Culvert at Lake Orbin. Kayla Desroches/KMXT
Culvert at Lake Orbin. Kayla Desroches/KMXT

Kayla Desroches/KMXT

Culvert replacement is an ongoing project in Kodiak and it encourages the continued health of the salmon population on the road system.

Alaska Department of Fish and Game habitat biologist Will Frost explains making the salmon passage an easy one starts with the culvert design stage. Installers need to fit the size of the pipe to the natural surroundings.

“Say a stream is 10 feet wide. Well, that culvert’s gonna be at least maybe 15 feet wide. We try to oversize the culvert, and that also helps move the water through during a flood event and keeps the culvert from backing up maybe and flooding the road. But also that culvert’s usually at the gradient of the stream. If the stream gradient’s like 3 percent, the culvert should be about 3 percent.”

The culvert also needs to fit in with the environment in regard to grasses and silt that would naturally show up in a stream bed.

To make the culvert even more fish-friendly, installers cover its bottom with rocks, plant grasses and other vegetation around the structure, and scatter bulky objects like rocks and branches in the water.

Kodiak Soil & Water Conservation District Project Coordinator, Blythe Brown, has organized the installation of many of the culverts and says the natural barriers are vital to a comfortable trip for the salmon and other anadromous fish.
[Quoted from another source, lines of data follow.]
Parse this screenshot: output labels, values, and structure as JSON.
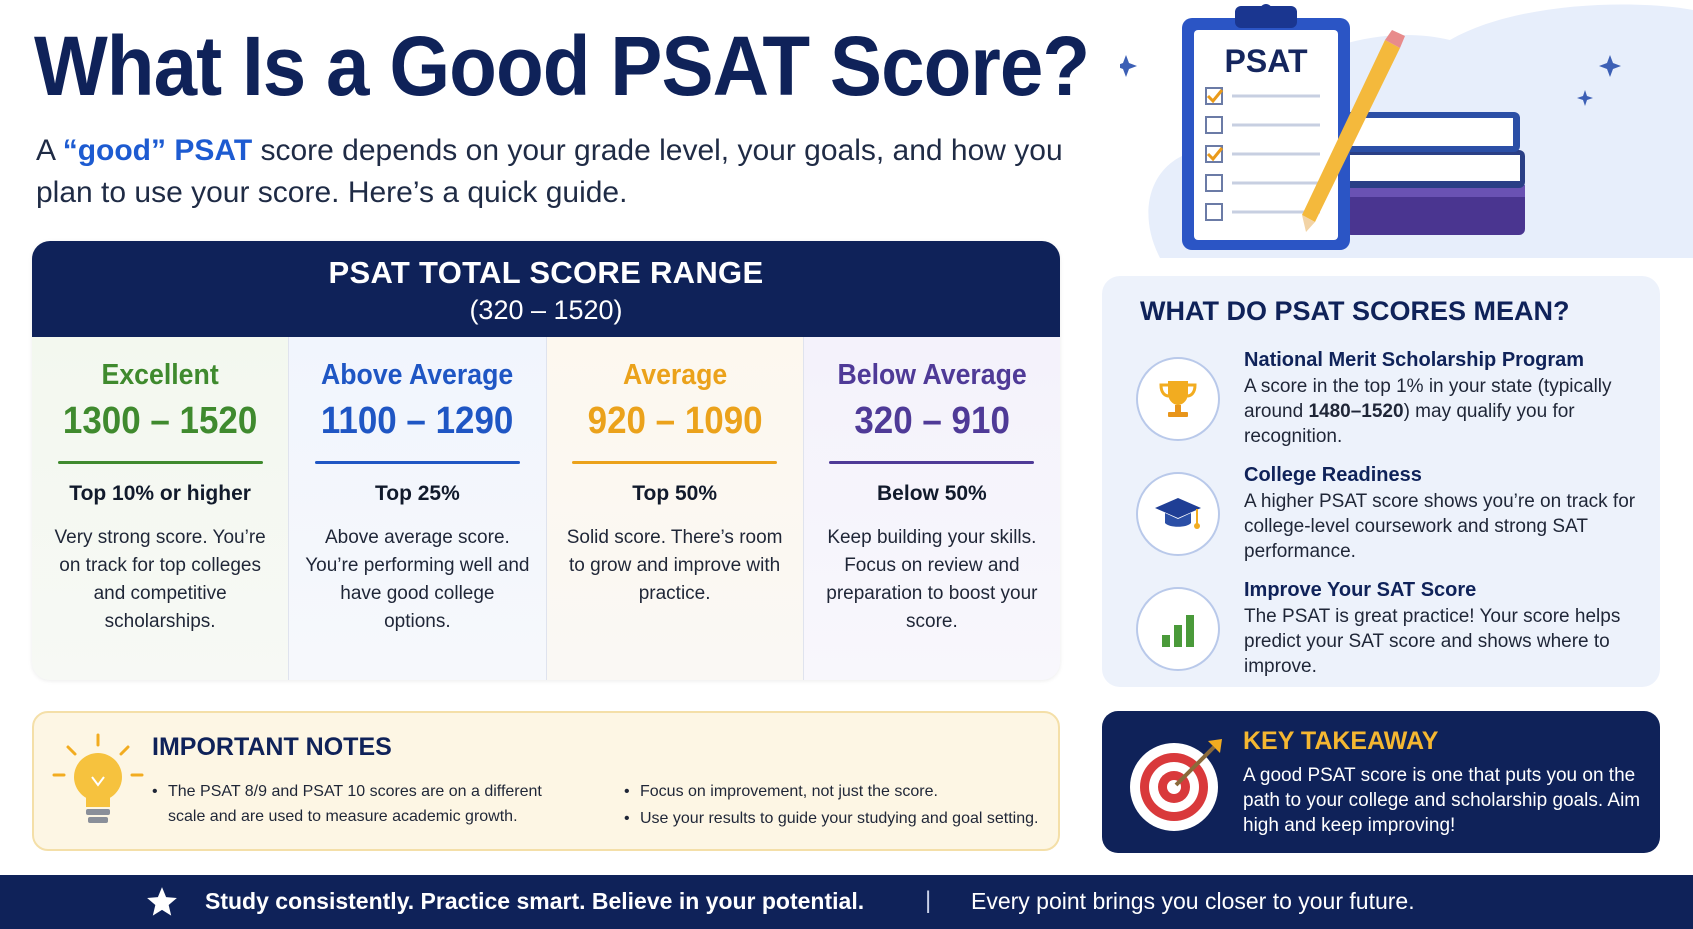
{
  "header": {
    "title": "What Is a Good PSAT Score?",
    "subtitle_pre": "A ",
    "subtitle_hl1": "“good”",
    "subtitle_mid": " ",
    "subtitle_hl2": "PSAT",
    "subtitle_post": " score depends on your grade level, your goals, and how you plan to use your score. Here’s a quick guide."
  },
  "illustration": {
    "clipboard_label": "PSAT"
  },
  "range": {
    "heading": "PSAT TOTAL SCORE RANGE",
    "subheading": "(320 – 1520)",
    "tiers": [
      {
        "level": "Excellent",
        "range": "1300 – 1520",
        "percentile": "Top 10% or higher",
        "desc": "Very strong score. You’re on track for top colleges and competitive scholarships.",
        "color": "#3f8a2e"
      },
      {
        "level": "Above Average",
        "range": "1100 – 1290",
        "percentile": "Top 25%",
        "desc": "Above average score. You’re performing well and have good college options.",
        "color": "#1f56c4"
      },
      {
        "level": "Average",
        "range": "920 – 1090",
        "percentile": "Top 50%",
        "desc": "Solid score. There’s room to grow and improve with practice.",
        "color": "#eba21b"
      },
      {
        "level": "Below Average",
        "range": "320 – 910",
        "percentile": "Below 50%",
        "desc": "Keep building your skills. Focus on review and preparation to boost your score.",
        "color": "#4f3a97"
      }
    ]
  },
  "meaning": {
    "title": "WHAT DO PSAT SCORES MEAN?",
    "items": [
      {
        "title": "National Merit Scholarship Program",
        "desc_pre": "A score in the top 1% in your state (typically around ",
        "desc_bold": "1480–1520",
        "desc_post": ") may qualify you for recognition.",
        "icon": "trophy-icon"
      },
      {
        "title": "College Readiness",
        "desc": "A higher PSAT score shows you’re on track for college-level coursework and strong SAT performance.",
        "icon": "graduation-cap-icon"
      },
      {
        "title": "Improve Your SAT Score",
        "desc": "The PSAT is great practice! Your score helps predict your SAT score and shows where to improve.",
        "icon": "bar-chart-icon"
      }
    ]
  },
  "notes": {
    "title": "IMPORTANT NOTES",
    "left": [
      "The PSAT 8/9 and PSAT 10 scores are on a different scale and are used to measure academic growth."
    ],
    "right": [
      "Focus on improvement, not just the score.",
      "Use your results to guide your studying and goal setting."
    ]
  },
  "takeaway": {
    "title": "KEY TAKEAWAY",
    "text": "A good PSAT score is one that puts you on the path to your college and scholarship goals. Aim high and keep improving!"
  },
  "footer": {
    "left": "Study consistently. Practice smart. Believe in your potential.",
    "separator": "|",
    "right": "Every point brings you closer to your future."
  }
}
“There was some comment from some of the public in the past about ‘look at all that brush in the creek, look at all those logs that are in the creek, why can’t we clean that out?’ But some of that brush and those logs are actually pretty important for a healthy riparian system. The creeks need the woody material. The fish need the cover that the brush and the logs provide.”

Brown says there are other future replacement projects in the works that will go forward once partners can secure funding.